Last 26th of October I started an experimento to test how PDF documents are crawled and indexed by search engines. In particular, I was curios to understand the following things about PDF documents:
- Does Microsoft Word® headers (normally used into a professional document) make a difference?
- How much the Keyword Density in the document impact on its ranking?
- How much document properties (Title, Author, Comments and Keywords) influence the indexing?
After just one week, Google started to show some concrete results. The other search engines are still looking around; only Ask return a couple of result, but anything that I can talk about.
Scope of this document is to highlight the fluctuation that the different PDF documents made (13 in total) made day-by-day.
Those are the first – most interesting – results I collected during the past weeks for the main document returned by a SERP generated using the URK "seiunamicone".
Followed by the hidden results, those one that can be seen expanding the hidden menu (click on plus symbol).
I've been monitoring the SERP for a while, and apart from the first days where it has been continuous fluctuations, now the results seem to be stabilized.
Proposing a lot of images it would probably have been muddle-headed, however I can assure you that a lot of changes took place, and I presume that looking at the SERP tomorrow, something new could be highlighted.
Just to give you an example outside the above picture, on 3rd of November the third result was a document called PDF-test-without-headers-KD43.pdf – my test n. 11. To be honest have shown it there get me confused e I wasn't able to figure out how it was possible.
That's the reason for which I included a graph collecting the different SERPs changes.
This is the full graph.
Whilst this is a graph with the documents that just take part on the SERP during the period in which I monitored it.
Let's analyze it altogether, but first let me remind you something about the documents generated. I assumed a KWD of the URK "seiunamicone" split between the page (42%) and the document properties (56%) and fake headers when H1 and H2 have been created using pure emphasis instead of Word styles.
The first PDF to be indexed has been a document called Test 7 (PDF-test-without-header2-KD100.pdf). This document contains an H1 made using Word styles, a fake H2 – just emphasized text – with a KD of 100%. Just after some days, this document has been completely refused by Google SERP. Today is in the index but sit nowhere.
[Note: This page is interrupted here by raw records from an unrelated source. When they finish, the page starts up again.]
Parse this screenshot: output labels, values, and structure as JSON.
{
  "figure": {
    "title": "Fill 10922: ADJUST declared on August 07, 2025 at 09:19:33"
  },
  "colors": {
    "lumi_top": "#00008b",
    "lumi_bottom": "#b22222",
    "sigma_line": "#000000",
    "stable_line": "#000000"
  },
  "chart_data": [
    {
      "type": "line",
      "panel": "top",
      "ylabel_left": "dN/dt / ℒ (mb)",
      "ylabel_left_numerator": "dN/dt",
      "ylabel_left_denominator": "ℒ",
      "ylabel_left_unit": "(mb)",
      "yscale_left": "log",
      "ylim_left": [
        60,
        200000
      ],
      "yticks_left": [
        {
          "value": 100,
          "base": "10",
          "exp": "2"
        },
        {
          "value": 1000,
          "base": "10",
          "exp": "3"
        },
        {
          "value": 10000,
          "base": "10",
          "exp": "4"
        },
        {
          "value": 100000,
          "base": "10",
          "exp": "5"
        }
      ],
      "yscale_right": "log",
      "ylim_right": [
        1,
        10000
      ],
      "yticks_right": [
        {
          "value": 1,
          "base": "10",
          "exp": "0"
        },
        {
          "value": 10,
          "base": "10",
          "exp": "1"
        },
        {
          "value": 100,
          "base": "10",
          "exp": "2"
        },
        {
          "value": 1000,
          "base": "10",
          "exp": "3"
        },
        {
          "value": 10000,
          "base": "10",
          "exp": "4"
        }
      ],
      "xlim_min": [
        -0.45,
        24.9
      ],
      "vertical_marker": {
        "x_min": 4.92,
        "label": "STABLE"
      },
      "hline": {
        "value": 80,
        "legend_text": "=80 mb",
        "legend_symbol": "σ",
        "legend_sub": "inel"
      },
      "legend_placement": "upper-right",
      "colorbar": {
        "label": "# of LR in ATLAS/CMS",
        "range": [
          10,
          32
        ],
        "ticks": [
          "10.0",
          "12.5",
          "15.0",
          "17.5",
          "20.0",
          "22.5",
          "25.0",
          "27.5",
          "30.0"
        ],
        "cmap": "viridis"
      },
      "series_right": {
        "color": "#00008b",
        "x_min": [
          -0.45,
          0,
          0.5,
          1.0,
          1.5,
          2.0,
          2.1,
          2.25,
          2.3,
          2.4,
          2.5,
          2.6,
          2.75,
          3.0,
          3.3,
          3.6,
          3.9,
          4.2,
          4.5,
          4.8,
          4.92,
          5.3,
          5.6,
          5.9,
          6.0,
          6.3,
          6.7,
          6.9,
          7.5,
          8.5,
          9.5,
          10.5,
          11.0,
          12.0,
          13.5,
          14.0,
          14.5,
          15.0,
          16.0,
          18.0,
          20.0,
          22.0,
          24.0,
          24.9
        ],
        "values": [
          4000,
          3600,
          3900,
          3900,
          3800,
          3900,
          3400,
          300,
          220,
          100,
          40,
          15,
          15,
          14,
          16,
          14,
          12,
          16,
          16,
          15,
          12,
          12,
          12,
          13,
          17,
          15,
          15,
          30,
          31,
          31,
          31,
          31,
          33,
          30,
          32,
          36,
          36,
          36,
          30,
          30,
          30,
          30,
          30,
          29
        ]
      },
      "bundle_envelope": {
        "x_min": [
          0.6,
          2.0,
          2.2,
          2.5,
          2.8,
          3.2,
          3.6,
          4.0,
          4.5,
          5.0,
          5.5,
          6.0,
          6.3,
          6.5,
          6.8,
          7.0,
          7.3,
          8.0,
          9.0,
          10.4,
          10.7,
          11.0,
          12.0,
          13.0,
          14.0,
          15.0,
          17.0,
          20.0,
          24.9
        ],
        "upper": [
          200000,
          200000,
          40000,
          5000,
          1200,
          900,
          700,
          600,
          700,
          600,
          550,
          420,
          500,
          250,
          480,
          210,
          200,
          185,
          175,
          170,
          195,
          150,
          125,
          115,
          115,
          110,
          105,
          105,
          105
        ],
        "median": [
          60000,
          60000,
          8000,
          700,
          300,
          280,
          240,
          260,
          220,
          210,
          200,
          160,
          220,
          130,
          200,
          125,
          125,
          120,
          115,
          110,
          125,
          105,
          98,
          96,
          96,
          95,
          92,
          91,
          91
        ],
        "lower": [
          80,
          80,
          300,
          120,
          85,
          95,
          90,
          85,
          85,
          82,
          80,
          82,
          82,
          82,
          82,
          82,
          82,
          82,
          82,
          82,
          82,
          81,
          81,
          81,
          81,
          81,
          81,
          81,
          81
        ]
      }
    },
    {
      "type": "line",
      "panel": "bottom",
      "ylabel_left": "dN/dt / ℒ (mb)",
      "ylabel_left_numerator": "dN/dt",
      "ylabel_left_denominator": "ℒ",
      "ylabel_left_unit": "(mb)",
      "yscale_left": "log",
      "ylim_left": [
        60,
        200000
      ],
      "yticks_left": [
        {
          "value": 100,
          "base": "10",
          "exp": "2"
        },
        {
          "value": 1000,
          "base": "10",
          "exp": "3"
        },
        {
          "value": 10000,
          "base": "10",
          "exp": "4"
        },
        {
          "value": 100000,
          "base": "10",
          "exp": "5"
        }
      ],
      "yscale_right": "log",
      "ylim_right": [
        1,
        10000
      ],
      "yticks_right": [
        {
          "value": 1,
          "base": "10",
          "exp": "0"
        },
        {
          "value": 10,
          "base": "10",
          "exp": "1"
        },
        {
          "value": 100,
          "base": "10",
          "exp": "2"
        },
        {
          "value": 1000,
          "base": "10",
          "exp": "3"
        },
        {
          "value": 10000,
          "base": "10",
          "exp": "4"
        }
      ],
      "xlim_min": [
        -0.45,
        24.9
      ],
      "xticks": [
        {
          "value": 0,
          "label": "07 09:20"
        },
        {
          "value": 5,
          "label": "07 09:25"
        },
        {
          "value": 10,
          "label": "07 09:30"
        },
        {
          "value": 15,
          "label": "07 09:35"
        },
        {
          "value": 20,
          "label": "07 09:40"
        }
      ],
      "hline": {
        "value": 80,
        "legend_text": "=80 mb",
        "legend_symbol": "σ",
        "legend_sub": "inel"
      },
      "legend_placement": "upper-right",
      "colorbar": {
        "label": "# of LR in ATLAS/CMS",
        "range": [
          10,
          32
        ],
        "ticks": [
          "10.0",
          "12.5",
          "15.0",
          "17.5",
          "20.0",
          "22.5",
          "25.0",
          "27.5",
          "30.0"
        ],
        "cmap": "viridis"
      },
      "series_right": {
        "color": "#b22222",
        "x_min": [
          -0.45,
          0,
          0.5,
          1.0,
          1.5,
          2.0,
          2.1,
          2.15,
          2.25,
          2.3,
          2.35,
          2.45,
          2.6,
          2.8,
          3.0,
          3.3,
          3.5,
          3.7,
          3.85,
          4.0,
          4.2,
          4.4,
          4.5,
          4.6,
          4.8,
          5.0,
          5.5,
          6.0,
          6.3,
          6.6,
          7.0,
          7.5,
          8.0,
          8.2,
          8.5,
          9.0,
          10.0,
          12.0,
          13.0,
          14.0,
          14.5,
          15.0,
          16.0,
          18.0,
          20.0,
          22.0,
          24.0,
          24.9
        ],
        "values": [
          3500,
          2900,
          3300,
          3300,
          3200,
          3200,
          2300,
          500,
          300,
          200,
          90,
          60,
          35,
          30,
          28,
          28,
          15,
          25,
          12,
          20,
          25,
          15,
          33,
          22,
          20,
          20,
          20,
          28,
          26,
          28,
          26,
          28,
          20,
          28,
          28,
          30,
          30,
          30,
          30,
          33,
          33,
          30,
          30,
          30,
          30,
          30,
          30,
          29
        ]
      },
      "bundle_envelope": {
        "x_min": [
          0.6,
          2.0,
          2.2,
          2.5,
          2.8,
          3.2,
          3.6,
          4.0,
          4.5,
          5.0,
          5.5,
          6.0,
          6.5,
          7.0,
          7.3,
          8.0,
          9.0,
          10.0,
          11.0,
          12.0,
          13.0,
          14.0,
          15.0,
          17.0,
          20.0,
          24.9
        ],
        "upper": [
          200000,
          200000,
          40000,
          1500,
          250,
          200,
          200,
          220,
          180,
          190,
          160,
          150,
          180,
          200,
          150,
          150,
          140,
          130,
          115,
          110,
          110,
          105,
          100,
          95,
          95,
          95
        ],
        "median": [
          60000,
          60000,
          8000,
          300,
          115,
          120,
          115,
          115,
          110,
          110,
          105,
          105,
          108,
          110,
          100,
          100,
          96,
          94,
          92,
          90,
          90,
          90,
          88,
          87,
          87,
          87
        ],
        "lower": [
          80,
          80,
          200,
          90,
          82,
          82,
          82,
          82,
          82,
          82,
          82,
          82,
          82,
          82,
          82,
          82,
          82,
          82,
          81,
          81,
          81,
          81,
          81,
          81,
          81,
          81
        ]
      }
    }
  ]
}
A snugly result for test number 5, 28% KD and one header, whilst no index at all for test 3, 10 or 13 for example.
If we would like to analyze only the first three results (first one and it's aggregate) plus the first result shown when expanding hidden results we got the following picture.
Positive results has been collected for test number 12, always been present in the SERP and now stable on position 1 from about one week, test number 1.1, with some fluctuation, but now stable on position 2, and finally test 11, that apart some daily disappear has always been on position three.
So what makes the difference for these documents?
I almost sure Google is able to interpret the RTF code contained into PDF document (most probably doing a sort of reverse engineering). This sounds like strong assert (and maybe it is, so please take it just as my personal opinion) but it's the only explanation I was able to find when I answered to the question "Why these?"
Analyzing the SERPs, I saw that after a KWD factor, the headers get their own importance, so, today what could be the answer about the following question?
What are the factors that influence a PDF file indexation into Google? (Conclusions)
As of today, I would probably answering by saying:
- Document properties usage. It is worth adding keywords into the document properties (Title, Subject e Keywords – Comments are ignored). We can even use the Author field, but it looks like to be used for different purposes.
- Keyword density. A sufficient number of keywords in the strategic part of the document – as per HTML pages – results in a better-optimised document, especially when headers are used. But I've noticed another important thing; documents over a certain size (something around 100 KB) are not crawled properly.
- Header usage. Inserting keywords into the header 1 (made with Word styles, not emphasizing the text) boost the document and helps the indexation. Using an H2 is equally fine, and no particular weight difference exists between the two of them.
- Keyword proximity. When the header styles are not used, the keyword proximity plays an important role.
I believe I have not forget anything and I hope you enjoyed reading this post.